In its place is digital reliability. The survey report reveals that banking is gradually moving from the “walls” into people’s pockets. As mobile apps and online platforms increasingly handle everything from transfers to bill payments, customers are spending less time at physical machines and more time tapping screens.
Long queues, cash shortages, and out-of-service ATMs are no longer tolerated when a bank app promises 24/7 convenience. The survey shows that one in three retail customers now chooses their primary bank based on app stability and uptime.
In other words, people are not asking, “How many ATMs do you have?” They are asking, “Will your app work when I need it?”

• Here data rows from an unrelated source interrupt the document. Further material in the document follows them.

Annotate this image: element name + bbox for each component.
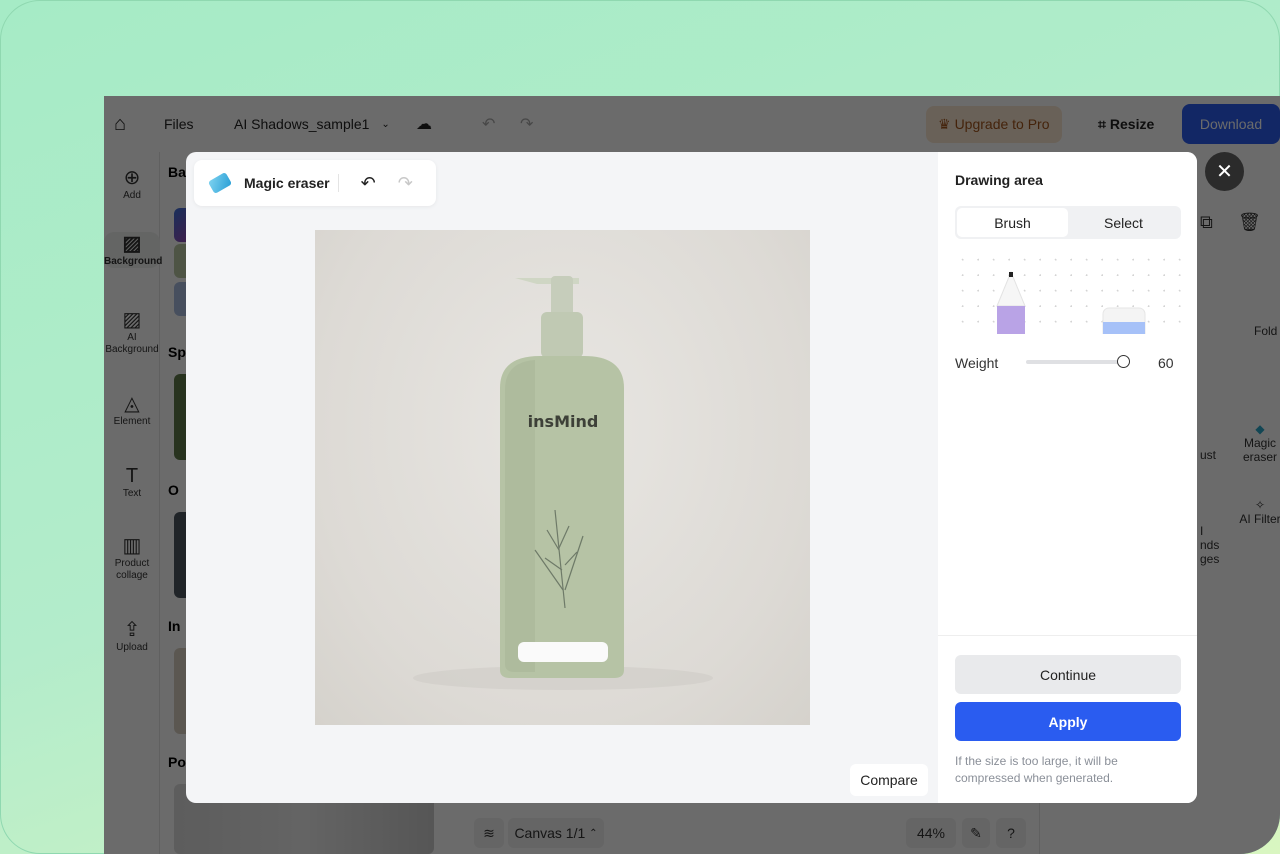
text-icon: T	[125, 465, 139, 487]
sidebar-item-ai-background[interactable]: ▨ AI Background	[104, 308, 160, 356]
divider	[337, 174, 339, 192]
tool-adjust[interactable]: ust	[1200, 448, 1216, 462]
eraser-icon: ◆	[1255, 422, 1265, 436]
canvas-selector[interactable]: Canvas 1/1 ⌃	[508, 818, 604, 848]
zoom-level[interactable]: 44%	[906, 818, 956, 848]
upload-folder-icon: ⇪	[123, 619, 141, 641]
notes-icon[interactable]: ✎	[962, 818, 990, 848]
duplicate-icon[interactable]: ⧉	[1200, 212, 1213, 233]
weight-label: Weight	[955, 355, 999, 371]
product-brand: insMind	[528, 412, 599, 431]
hatch-icon: ▨	[122, 233, 142, 255]
trash-icon[interactable]: 🗑	[1238, 212, 1261, 233]
crown-icon: ♛	[938, 115, 951, 132]
sidebar-label: Upload	[116, 642, 148, 653]
crop-icon: ⌗	[1098, 115, 1106, 132]
home-icon[interactable]: ⌂	[114, 113, 126, 136]
section-heading: Sp	[168, 344, 186, 360]
layers-icon[interactable]: ≋	[474, 818, 504, 848]
close-modal-button[interactable]: ✕	[1205, 152, 1244, 191]
sidebar-label: Text	[122, 488, 142, 499]
weight-slider[interactable]	[1026, 355, 1130, 368]
canvas-label: Canvas 1/1	[514, 825, 586, 841]
ai-hatch-icon: ▨	[122, 309, 142, 331]
tool-magic-eraser[interactable]: ◆ Magic eraser	[1236, 422, 1280, 464]
fold-button[interactable]: Fold	[1254, 324, 1277, 338]
product-image[interactable]: insMind	[315, 230, 810, 725]
magic-eraser-modal: Magic eraser ↶ ↷ insMind Compare Drawing…	[186, 152, 1197, 803]
sidebar-label: Element	[113, 416, 151, 427]
sidebar-item-add[interactable]: ⊕ Add	[104, 166, 160, 202]
section-heading: Ba	[168, 164, 186, 180]
plus-circle-icon: ⊕	[123, 167, 141, 189]
redo-icon[interactable]: ↷	[520, 114, 533, 134]
section-heading: Po	[168, 754, 186, 770]
sidebar-label: Add	[123, 190, 141, 201]
sidebar-item-text[interactable]: T Text	[104, 464, 160, 500]
chevron-up-icon: ⌃	[589, 827, 598, 839]
sidebar-item-element[interactable]: ◬ Element	[104, 392, 160, 428]
undo-icon[interactable]: ↶	[361, 173, 376, 194]
upgrade-label: Upgrade to Pro	[954, 116, 1050, 132]
upgrade-button[interactable]: ♛ Upgrade to Pro	[926, 105, 1062, 143]
project-name-dropdown[interactable]: AI Shadows_sample1 ⌄	[234, 116, 390, 132]
slider-handle[interactable]	[1117, 355, 1130, 368]
left-sidebar: ⊕ Add ▨ Background ▨ AI Background ◬ Element…	[104, 152, 163, 854]
tool-ai-filter[interactable]: ✧ AI Filter	[1234, 498, 1280, 526]
section-heading: O	[168, 482, 179, 498]
drawing-panel: Drawing area Brush Select Weight 60 Cont…	[938, 152, 1197, 803]
sidebar-label: Background	[104, 256, 163, 267]
section-heading: In	[168, 618, 181, 634]
size-note: If the size is too large, it will be com…	[955, 754, 1118, 785]
sidebar-item-upload[interactable]: ⇪ Upload	[104, 618, 160, 654]
magic-wand-icon: ✧	[1254, 498, 1266, 512]
tool-name: Magic eraser	[244, 175, 330, 191]
close-icon: ✕	[1216, 161, 1233, 183]
apply-button[interactable]: Apply	[955, 702, 1181, 741]
tool-label: AI Filter	[1239, 512, 1280, 526]
compare-button[interactable]: Compare	[850, 764, 928, 796]
top-bar: ⌂ Files AI Shadows_sample1 ⌄ ☁ ↶ ↷ ♛ Upgra…	[104, 96, 1280, 152]
continue-button[interactable]: Continue	[955, 655, 1181, 694]
help-button[interactable]: ?	[996, 818, 1026, 848]
sidebar-item-background[interactable]: ▨ Background	[104, 232, 163, 268]
bottle-illustration: insMind	[413, 276, 713, 690]
cloud-save-icon[interactable]: ☁	[416, 114, 432, 134]
brush-preview	[955, 252, 1181, 334]
mode-select[interactable]: Select	[1068, 208, 1179, 237]
sidebar-label: AI Background	[105, 332, 159, 355]
collage-icon: ▥	[122, 535, 142, 557]
tool-label: Magic eraser	[1242, 436, 1277, 464]
redo-icon[interactable]: ↷	[398, 173, 413, 194]
tool-ai-backgrounds[interactable]: I nds ges	[1200, 524, 1219, 566]
weight-value: 60	[1158, 355, 1174, 371]
resize-button[interactable]: ⌗ Resize	[1098, 116, 1154, 133]
panel-title: Drawing area	[955, 172, 1043, 188]
sidebar-label: Product collage	[114, 558, 150, 581]
eraser-icon	[207, 171, 233, 195]
tool-header: Magic eraser ↶ ↷	[194, 160, 436, 206]
eraser-preview-icon	[1102, 307, 1146, 334]
divider	[938, 635, 1197, 636]
project-name: AI Shadows_sample1	[234, 116, 370, 132]
mode-brush[interactable]: Brush	[957, 208, 1068, 237]
shapes-icon: ◬	[124, 393, 140, 415]
mode-toggle: Brush Select	[955, 206, 1181, 239]
chevron-down-icon: ⌄	[381, 118, 390, 130]
sidebar-item-product-collage[interactable]: ▥ Product collage	[104, 534, 160, 582]
resize-label: Resize	[1109, 116, 1155, 132]
files-link[interactable]: Files	[164, 116, 194, 132]
download-button[interactable]: Download	[1182, 104, 1280, 144]
undo-icon[interactable]: ↶	[482, 114, 495, 134]
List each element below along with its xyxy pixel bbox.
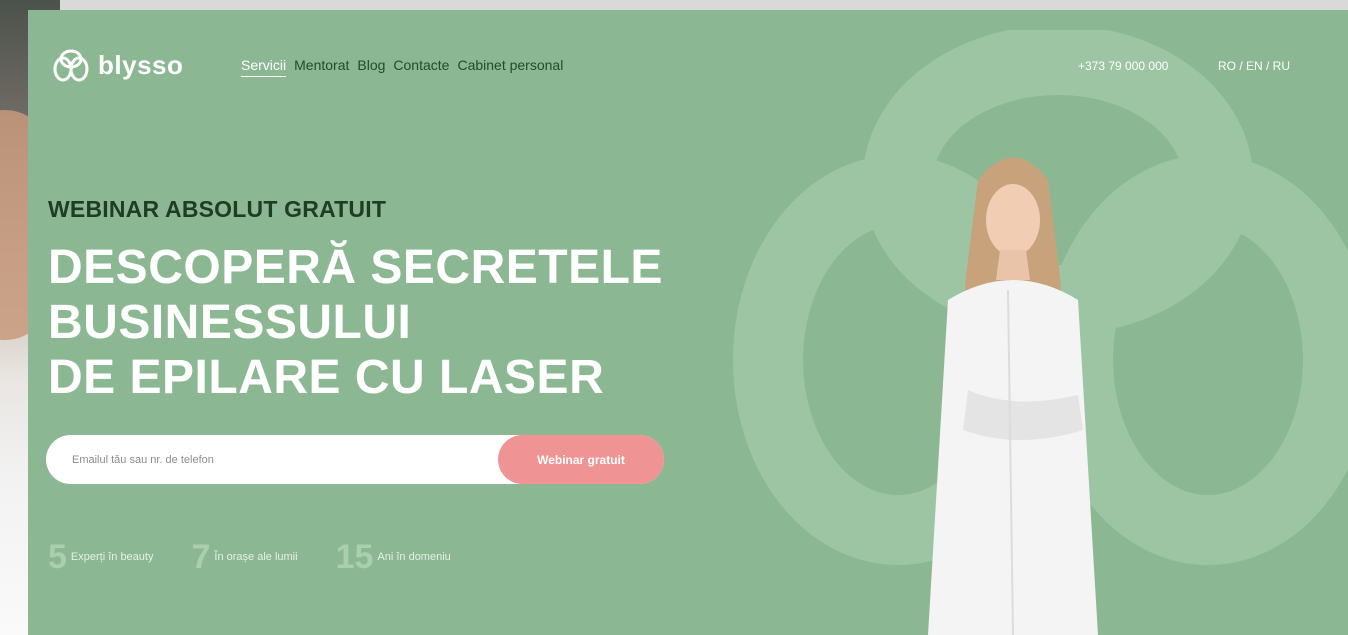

“To sustain progress and strengthen trust, banks should continue to invest in advanced security features as digital usage deepens and fraud risks evolve,” the survey report cited by The High Street Journal noted.
It added, “A noteworthy shift this year is the declining importance of ATM services. For the first time in three years, ATMs no longer feature among the top priorities for retail customers. Instead, the reliability of digital platforms has emerged as a key differentiator, with one in three retail customers selecting their primary bank based on app stability and uptime.”
This, the KPMG report says, marks a decisive transition. “Competitive advantage is no longer about channel breadth, but about digital resilience,” it added.

KPMG further notes that this shift is also driven by trust. As digital usage deepens, customers want platforms that are secure, fast, and dependable. A smooth app experience builds confidence far more quickly than a network of machines that may or may not work when needed.
This shift in customers’ priority list signals that competitive advantage is no longer about spreading ATMs across street corners. It is about digital resilience and investing in robust platforms, advanced security features, and systems that stay online even as fraud risks evolve.
For now, the ATM is not disappearing overnight. Cash still matters. But its role is shrinking.